Emptiness has accompanied humanity throughout history as men hunger for something more, something beyond the hollow shell of straight A's, a steady paycheck, and a luxurious retirement. Life has evolved into a desperate search for satisfaction. Our expectation for perfection, the common denominator of mankind, began the crusade for fulfillment, which kindled Buddhist meditation, the hippie movement, and Karl Marx’s utopia among many other religions and worldviews. Men sought crude trinkets of sex, drugs, and money in an attempt to reduce the emptiness, but only succeeded in exhaling shallow breaths of carbon dioxide into an ever-increasing void. 

Although we longed for a richer existence and for the supernatural to complete the mundane, we knew of no other method, and so we flirted with the earth. In the unholiest of romances, mankind wooed the world in sheer desperation, lavishing love on an earth that never gave back. 

We drunk but were not refreshed. 

We loved, but our love returned empty-handed, and our emptiness seemed all the more immense for our vain pursuit.
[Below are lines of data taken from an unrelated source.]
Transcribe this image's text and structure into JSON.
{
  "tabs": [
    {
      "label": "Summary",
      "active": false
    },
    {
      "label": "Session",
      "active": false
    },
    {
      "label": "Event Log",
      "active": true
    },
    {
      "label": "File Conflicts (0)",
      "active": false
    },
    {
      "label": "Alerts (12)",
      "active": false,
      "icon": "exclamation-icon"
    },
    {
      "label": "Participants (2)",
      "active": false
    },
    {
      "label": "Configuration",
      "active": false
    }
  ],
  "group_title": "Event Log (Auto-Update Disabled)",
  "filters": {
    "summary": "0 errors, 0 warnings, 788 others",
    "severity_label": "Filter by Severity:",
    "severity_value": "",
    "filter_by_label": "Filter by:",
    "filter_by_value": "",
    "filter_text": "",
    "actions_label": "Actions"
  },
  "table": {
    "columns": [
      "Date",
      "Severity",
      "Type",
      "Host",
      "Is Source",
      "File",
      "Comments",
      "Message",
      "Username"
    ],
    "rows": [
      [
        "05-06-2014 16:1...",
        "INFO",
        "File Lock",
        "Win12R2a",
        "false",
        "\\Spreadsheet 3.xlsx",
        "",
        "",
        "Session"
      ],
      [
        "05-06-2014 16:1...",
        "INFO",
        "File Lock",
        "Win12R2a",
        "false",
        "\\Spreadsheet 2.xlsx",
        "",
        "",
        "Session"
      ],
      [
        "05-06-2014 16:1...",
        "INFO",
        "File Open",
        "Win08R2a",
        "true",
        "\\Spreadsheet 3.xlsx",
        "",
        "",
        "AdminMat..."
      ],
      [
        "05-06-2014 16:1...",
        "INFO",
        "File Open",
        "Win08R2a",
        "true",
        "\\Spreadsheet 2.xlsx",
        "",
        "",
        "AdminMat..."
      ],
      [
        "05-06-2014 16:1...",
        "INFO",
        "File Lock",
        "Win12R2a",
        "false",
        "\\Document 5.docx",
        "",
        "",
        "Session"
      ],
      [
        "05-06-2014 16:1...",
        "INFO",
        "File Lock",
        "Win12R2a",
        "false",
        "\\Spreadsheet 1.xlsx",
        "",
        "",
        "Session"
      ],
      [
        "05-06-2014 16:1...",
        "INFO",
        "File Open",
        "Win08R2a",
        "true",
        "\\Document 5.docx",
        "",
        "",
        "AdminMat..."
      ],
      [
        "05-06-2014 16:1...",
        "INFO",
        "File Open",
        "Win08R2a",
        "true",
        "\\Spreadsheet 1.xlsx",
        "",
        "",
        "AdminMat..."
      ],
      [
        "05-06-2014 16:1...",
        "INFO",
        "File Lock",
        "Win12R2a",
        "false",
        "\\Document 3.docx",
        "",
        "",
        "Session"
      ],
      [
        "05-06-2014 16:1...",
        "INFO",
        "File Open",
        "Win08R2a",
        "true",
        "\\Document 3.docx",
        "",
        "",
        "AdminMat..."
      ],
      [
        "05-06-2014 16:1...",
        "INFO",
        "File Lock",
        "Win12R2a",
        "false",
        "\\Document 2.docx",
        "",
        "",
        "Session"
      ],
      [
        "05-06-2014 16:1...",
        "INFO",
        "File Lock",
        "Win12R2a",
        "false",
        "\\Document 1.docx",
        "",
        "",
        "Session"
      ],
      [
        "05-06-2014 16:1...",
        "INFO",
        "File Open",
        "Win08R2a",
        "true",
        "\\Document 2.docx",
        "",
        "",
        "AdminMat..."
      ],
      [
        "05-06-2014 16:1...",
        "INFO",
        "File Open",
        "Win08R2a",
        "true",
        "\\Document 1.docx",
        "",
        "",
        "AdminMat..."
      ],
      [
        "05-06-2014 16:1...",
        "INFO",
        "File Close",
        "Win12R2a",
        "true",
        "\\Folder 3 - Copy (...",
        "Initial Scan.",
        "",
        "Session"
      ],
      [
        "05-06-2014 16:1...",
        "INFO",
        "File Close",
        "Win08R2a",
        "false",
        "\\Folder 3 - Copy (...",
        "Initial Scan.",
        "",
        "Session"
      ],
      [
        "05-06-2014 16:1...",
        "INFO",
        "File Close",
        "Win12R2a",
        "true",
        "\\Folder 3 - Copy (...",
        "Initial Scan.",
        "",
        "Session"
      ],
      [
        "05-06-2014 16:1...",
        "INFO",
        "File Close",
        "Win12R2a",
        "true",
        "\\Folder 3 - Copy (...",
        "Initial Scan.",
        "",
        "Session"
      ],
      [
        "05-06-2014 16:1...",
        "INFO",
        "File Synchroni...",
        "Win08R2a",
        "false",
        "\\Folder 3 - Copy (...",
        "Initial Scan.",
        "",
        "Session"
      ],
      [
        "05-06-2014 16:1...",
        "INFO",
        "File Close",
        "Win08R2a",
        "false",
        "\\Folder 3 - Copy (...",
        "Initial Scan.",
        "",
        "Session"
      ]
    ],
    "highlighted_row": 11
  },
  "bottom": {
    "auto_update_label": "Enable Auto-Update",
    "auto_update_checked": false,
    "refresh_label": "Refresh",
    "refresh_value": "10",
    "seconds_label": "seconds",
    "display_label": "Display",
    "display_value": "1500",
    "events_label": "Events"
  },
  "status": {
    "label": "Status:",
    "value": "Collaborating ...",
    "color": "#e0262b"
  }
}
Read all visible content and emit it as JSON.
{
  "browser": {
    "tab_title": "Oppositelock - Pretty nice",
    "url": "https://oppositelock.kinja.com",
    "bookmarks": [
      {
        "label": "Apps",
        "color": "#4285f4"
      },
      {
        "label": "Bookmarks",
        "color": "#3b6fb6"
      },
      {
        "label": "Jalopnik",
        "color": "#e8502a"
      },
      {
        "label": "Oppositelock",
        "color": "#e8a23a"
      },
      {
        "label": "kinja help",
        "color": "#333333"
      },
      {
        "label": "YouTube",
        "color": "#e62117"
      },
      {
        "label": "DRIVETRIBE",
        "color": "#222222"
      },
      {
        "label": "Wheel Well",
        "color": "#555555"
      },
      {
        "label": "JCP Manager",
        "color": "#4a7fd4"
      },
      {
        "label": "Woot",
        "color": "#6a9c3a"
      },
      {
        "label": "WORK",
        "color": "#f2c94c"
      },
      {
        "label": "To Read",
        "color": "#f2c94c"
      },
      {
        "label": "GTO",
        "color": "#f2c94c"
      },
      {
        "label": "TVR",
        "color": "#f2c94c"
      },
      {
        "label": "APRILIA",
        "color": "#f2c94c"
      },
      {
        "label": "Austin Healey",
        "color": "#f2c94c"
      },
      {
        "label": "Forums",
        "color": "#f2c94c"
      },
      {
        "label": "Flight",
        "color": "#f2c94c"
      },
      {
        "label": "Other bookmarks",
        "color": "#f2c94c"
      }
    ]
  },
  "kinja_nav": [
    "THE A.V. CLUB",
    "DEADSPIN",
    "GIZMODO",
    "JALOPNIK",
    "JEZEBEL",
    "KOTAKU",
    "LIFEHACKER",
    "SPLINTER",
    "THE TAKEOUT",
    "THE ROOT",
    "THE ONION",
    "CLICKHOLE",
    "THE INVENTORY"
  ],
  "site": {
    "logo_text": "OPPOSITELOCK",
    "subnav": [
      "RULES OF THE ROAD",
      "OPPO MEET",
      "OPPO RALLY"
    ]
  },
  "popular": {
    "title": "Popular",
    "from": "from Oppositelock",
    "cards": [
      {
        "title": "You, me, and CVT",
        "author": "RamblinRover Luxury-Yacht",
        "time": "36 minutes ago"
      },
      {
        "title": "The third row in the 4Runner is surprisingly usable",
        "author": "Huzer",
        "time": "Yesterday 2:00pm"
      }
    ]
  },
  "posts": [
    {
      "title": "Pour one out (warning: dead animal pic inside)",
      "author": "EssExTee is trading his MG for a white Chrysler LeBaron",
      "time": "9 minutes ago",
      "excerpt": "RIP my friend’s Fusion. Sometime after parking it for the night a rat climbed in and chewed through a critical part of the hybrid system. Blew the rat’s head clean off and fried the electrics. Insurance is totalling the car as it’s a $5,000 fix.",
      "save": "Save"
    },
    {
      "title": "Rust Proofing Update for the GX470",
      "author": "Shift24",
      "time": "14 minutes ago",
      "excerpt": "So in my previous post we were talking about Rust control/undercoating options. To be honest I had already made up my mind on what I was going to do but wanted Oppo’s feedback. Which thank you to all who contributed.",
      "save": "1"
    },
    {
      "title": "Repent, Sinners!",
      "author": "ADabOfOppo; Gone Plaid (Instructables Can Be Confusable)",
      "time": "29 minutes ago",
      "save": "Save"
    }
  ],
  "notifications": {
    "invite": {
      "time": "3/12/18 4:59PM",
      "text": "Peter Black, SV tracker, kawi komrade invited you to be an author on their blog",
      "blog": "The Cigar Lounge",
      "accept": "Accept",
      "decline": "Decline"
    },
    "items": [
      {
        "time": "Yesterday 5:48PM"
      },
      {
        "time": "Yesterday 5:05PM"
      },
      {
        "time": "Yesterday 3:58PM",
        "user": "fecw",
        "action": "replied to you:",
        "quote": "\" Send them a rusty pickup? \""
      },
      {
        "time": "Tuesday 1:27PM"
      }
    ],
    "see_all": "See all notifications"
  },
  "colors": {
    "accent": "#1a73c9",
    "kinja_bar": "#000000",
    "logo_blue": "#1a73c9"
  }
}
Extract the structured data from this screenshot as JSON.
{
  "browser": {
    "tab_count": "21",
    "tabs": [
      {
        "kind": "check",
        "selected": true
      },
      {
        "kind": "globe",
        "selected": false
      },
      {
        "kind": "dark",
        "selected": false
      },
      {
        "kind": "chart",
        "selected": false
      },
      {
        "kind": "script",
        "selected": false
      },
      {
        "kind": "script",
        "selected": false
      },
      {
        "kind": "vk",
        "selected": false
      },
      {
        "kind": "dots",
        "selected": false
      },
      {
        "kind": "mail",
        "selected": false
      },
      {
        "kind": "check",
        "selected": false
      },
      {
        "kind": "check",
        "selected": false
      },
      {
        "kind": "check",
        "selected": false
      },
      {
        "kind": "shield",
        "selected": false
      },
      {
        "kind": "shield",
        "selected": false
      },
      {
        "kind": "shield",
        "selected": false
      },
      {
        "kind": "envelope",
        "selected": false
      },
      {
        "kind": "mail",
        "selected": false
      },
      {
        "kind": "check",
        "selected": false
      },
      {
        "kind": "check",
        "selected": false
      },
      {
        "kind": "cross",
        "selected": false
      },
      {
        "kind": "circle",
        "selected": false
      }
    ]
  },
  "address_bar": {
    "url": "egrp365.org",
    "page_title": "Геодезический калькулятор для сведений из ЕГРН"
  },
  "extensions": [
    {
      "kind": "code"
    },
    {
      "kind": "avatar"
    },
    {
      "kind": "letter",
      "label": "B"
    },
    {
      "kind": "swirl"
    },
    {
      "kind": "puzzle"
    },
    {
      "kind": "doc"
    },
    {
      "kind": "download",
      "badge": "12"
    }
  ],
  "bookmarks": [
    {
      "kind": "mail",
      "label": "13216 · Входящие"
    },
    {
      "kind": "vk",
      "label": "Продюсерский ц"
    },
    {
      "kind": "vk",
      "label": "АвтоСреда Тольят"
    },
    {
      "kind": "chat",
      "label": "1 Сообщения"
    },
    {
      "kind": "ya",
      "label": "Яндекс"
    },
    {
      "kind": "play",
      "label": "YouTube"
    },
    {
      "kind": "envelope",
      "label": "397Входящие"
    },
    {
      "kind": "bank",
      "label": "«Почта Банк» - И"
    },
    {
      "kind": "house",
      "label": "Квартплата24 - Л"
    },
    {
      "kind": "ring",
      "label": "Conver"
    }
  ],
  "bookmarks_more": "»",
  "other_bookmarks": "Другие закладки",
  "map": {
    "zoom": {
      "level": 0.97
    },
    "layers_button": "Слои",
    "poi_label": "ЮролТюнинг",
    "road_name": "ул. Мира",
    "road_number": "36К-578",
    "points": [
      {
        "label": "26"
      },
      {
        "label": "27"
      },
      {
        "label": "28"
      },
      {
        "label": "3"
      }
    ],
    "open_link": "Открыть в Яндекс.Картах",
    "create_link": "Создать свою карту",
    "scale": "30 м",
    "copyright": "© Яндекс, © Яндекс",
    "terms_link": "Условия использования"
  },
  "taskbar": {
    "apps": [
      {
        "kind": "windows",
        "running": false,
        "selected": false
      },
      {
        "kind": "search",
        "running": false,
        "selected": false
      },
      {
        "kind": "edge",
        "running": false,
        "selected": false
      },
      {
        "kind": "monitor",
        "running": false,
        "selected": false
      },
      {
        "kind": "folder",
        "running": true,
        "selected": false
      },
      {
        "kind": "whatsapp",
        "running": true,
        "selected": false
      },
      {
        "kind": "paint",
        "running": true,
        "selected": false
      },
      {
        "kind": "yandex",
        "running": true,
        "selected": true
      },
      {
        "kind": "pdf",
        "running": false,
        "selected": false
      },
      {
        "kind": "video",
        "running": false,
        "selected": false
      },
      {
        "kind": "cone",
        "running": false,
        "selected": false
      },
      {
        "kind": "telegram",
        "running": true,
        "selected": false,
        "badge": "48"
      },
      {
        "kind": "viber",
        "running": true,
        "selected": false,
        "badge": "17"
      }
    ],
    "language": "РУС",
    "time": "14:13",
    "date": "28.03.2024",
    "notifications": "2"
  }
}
Yet, Christ promised “whoever loves his life loses it, and whoever hates his life in this world will keep it for eternal life” (English Standard Version, John 12.25). Love for the world culminates in a lifetime of emptiness and a future of eternal damnation. To satisfy our otherworldly cravings, we must die, tightly embracing self-sacrifice on earth that we might live eternally. Relinquishing our selfish desires, we must offer our living bodies upon a sacred altar of altruism that we might obtain infinite satisfaction. This paradox Christ commands in us exchanges death for life, humility for future glory, and an affair for holy matrimony.